We need to be giving students the space to realize that everyone's experiences in this world are vastly different, and there are reasons for that. I fondly remember reading some very perspective altering pieces in my senior year, including "Black Men and Public Space" by Brent Staples.

Q: (From the Islip NAACP) The 2019 Hofstra study on teacher diversity on LI’s public schools indicated that our teacher workforce on Long Island does not reflect the diversity of Long Island’s student body. What do you feel is the role of the Board of Education in fair hiring practices? Do you have a strategy to recruit and retain teachers and administrators of color?
MALLON: I feel I would follow the recommendation of the administrators(professionals) that possess the experience and knowledge to choose the best, most qualified candidate for the position.
I believe that the recruitment process is the responsibility of the superintendent and her cabinet.
MURPHY: I feel the administration and human resource department is better qualified to search for and select the most qualified candidate for the position.
Board members are not tasked to develop a strategy to recruit and retain teachers or administrators.
SMITH: If our desire is to prepare our children for the "real world," diversity is key. Our community is so diverse with rich cultures, and the district employees should reflect that.

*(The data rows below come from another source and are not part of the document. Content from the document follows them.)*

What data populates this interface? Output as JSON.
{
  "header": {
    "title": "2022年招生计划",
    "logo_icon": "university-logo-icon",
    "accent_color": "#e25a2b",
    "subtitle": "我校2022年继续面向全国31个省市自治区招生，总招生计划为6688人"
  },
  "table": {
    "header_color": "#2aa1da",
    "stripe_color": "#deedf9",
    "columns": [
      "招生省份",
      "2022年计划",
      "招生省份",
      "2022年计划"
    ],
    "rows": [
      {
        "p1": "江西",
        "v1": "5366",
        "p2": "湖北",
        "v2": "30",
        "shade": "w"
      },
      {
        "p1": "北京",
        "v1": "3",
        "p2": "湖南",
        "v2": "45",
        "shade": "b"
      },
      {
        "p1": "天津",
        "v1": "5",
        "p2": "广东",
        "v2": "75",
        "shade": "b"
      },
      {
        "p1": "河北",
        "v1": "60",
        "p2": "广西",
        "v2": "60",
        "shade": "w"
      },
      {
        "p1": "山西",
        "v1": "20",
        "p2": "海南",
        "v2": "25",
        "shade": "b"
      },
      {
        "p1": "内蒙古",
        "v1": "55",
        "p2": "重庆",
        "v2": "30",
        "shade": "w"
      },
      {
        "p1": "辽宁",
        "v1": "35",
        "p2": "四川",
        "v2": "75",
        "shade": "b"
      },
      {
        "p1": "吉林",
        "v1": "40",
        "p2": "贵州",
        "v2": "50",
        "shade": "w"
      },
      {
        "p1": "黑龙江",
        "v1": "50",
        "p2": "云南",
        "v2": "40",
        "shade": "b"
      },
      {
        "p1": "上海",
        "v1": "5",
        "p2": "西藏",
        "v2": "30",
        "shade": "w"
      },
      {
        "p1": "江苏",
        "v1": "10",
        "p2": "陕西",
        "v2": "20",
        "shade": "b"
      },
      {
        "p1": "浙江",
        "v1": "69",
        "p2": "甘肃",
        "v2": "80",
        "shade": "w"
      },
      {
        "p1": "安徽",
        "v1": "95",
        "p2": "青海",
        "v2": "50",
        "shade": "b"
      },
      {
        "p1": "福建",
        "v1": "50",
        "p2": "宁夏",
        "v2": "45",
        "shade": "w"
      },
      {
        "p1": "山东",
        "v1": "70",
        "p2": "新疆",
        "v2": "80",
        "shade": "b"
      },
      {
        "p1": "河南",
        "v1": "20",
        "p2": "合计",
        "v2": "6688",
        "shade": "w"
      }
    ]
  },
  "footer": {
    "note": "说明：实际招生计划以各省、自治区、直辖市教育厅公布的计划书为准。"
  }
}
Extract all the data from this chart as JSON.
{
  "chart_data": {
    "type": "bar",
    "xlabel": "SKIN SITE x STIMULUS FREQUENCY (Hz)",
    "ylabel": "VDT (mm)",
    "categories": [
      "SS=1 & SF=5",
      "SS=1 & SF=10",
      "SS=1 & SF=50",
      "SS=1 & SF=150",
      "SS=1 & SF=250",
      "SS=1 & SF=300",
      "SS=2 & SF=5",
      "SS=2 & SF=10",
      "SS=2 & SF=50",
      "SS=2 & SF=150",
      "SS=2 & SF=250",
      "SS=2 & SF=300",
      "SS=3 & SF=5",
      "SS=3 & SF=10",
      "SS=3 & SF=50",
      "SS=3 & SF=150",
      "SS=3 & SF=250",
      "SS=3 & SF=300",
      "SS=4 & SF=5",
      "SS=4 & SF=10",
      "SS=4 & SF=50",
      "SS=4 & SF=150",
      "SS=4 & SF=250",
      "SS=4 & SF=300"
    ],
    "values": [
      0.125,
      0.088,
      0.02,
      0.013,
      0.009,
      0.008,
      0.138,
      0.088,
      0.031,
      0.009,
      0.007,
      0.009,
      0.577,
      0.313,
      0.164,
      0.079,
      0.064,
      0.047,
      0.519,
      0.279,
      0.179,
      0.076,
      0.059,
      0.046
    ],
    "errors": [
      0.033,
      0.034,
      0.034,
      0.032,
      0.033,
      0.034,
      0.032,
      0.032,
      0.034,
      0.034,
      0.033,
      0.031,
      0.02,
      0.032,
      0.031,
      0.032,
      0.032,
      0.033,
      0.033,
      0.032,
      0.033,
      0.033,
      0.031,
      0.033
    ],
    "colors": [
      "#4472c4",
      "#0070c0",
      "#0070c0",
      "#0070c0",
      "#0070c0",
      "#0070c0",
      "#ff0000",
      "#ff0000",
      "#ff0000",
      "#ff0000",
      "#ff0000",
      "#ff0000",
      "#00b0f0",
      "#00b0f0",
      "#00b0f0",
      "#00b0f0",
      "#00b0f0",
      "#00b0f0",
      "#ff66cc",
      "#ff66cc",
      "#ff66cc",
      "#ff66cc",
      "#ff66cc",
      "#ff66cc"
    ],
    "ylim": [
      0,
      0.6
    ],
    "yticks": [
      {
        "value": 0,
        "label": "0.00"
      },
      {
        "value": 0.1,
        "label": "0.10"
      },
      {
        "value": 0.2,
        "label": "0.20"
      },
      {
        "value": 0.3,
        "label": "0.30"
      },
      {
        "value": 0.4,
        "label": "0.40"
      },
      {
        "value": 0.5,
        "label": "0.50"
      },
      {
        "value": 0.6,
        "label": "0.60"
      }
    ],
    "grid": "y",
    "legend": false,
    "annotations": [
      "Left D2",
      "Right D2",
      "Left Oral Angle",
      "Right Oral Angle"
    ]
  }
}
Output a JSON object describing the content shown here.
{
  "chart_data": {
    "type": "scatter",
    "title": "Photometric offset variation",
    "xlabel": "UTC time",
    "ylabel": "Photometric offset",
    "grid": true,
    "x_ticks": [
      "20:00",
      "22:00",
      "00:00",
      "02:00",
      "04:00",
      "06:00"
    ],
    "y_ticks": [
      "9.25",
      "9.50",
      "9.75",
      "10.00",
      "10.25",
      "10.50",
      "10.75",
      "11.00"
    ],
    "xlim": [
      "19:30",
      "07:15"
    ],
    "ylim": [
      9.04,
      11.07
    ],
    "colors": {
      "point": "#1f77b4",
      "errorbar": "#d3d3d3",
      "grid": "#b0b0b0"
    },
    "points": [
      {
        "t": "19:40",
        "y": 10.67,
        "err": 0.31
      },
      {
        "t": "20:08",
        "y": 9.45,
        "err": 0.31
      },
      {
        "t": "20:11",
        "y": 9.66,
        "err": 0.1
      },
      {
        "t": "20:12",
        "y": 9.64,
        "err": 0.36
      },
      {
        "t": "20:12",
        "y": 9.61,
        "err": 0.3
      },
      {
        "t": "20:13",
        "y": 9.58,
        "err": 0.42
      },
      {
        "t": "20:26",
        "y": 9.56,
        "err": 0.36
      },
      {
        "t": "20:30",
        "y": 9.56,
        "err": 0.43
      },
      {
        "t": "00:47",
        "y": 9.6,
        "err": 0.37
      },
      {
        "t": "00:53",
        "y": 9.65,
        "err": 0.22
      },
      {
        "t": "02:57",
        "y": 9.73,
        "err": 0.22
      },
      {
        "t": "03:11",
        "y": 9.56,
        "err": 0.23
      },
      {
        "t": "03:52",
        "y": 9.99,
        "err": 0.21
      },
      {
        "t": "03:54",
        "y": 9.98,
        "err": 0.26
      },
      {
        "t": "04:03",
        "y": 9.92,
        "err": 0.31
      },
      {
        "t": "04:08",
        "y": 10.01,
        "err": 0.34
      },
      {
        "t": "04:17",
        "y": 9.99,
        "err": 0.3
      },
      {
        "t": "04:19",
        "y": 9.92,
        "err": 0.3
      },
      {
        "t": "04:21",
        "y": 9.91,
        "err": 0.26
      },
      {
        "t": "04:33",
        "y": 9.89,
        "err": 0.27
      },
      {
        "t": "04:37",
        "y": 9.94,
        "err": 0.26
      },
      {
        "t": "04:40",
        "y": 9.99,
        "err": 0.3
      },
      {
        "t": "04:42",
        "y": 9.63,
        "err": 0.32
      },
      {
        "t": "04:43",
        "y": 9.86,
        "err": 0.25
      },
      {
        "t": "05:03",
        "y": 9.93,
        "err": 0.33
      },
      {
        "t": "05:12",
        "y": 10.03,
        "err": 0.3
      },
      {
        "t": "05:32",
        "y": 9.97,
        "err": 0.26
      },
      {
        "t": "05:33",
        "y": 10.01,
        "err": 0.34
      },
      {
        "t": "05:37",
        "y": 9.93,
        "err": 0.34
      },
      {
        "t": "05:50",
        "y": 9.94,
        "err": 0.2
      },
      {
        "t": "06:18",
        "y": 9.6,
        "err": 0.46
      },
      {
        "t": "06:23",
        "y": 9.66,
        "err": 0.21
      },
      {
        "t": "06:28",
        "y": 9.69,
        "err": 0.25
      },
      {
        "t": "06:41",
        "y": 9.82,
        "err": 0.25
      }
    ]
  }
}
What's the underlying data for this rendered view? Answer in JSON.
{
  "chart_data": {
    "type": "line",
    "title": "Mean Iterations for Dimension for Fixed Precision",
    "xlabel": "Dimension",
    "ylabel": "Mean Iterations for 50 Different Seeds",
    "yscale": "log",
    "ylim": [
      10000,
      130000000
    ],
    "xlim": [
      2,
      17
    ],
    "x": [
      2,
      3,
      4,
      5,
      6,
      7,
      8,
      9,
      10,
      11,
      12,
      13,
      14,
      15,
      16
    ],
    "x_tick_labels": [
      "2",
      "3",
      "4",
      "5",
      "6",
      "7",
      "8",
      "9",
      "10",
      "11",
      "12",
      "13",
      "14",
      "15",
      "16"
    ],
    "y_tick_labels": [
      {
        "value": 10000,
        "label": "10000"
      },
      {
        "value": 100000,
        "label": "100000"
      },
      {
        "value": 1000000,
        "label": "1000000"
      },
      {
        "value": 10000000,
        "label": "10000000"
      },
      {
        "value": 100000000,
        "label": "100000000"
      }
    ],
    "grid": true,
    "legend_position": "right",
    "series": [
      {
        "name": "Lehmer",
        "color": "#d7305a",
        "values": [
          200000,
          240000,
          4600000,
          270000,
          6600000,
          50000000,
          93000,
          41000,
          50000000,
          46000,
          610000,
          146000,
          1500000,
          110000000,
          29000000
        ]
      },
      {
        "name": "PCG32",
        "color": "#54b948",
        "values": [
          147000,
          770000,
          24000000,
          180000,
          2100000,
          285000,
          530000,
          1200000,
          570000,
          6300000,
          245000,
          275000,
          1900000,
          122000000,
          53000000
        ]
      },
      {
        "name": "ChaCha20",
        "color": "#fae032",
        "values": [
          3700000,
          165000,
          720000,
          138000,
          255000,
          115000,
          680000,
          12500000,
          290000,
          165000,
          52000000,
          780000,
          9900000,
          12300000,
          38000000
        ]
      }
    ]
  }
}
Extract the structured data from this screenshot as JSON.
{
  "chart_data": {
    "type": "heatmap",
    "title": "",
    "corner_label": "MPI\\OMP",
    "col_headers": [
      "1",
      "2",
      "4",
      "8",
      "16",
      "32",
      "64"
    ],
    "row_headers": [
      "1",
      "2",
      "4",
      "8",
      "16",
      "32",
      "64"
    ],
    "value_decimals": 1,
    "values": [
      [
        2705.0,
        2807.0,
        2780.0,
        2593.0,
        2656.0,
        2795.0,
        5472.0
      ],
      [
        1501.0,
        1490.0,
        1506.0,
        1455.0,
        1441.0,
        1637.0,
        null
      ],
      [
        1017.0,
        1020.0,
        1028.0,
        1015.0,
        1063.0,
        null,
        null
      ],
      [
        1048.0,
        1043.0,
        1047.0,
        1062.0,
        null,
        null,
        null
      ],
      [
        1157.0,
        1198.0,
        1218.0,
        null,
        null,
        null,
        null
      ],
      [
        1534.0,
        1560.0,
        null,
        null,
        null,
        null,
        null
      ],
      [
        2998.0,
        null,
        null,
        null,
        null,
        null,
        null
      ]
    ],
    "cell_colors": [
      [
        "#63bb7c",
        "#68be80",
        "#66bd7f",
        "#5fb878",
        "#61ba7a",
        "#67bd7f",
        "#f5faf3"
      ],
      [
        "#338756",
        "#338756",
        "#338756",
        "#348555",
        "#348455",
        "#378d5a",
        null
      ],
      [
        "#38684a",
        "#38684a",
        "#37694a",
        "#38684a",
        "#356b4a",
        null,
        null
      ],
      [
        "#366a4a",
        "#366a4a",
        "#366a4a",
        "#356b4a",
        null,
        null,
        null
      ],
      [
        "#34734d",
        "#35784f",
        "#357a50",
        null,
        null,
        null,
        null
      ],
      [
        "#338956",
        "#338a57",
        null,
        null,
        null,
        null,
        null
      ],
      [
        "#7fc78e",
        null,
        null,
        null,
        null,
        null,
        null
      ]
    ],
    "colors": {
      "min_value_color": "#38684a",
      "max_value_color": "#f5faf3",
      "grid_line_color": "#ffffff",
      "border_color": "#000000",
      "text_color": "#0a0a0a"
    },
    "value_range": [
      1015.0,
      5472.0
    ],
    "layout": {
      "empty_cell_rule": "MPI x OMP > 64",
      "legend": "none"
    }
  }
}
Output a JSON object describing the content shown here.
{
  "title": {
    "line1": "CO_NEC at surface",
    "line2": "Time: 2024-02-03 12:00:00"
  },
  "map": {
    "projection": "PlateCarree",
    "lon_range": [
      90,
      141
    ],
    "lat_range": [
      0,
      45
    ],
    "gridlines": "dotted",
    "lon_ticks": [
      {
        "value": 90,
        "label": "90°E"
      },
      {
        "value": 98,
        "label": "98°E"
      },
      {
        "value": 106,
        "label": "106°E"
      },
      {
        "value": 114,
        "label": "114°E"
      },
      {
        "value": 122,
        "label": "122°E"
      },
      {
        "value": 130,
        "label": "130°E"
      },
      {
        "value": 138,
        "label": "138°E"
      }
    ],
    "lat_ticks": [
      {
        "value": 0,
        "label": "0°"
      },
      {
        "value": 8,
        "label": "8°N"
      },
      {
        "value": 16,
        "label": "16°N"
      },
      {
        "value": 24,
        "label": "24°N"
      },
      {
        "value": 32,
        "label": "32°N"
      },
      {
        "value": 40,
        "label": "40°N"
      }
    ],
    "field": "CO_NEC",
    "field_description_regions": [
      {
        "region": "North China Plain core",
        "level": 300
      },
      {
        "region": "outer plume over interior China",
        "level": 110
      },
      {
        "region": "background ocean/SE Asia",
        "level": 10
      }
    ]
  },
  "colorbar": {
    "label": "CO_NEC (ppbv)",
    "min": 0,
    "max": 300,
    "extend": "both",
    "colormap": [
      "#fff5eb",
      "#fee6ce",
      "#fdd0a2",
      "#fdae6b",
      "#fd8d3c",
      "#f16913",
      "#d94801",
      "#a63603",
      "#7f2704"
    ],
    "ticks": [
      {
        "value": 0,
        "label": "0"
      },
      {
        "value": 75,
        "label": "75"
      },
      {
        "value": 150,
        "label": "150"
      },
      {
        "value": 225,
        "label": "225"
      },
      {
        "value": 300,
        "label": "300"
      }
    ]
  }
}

A good place to start would be taking a look at where job listings are posted, how long they are up, and where they are advertised. A team effort should be utilized when coming up with a strategy to recruit and retain teachers and administrators of color, if possible. This is something I would happily come up with a framework for and present to the board for feedback, given the opportunity. 

Editor's Note: Warshaw could not be reached for comment as of press time and was regrettably, denied an extension. Also, a question about litigation was removed due its irrelevance to the election.
As of Monday May 17, this story has been updated to reflect additional comments from Warshaw.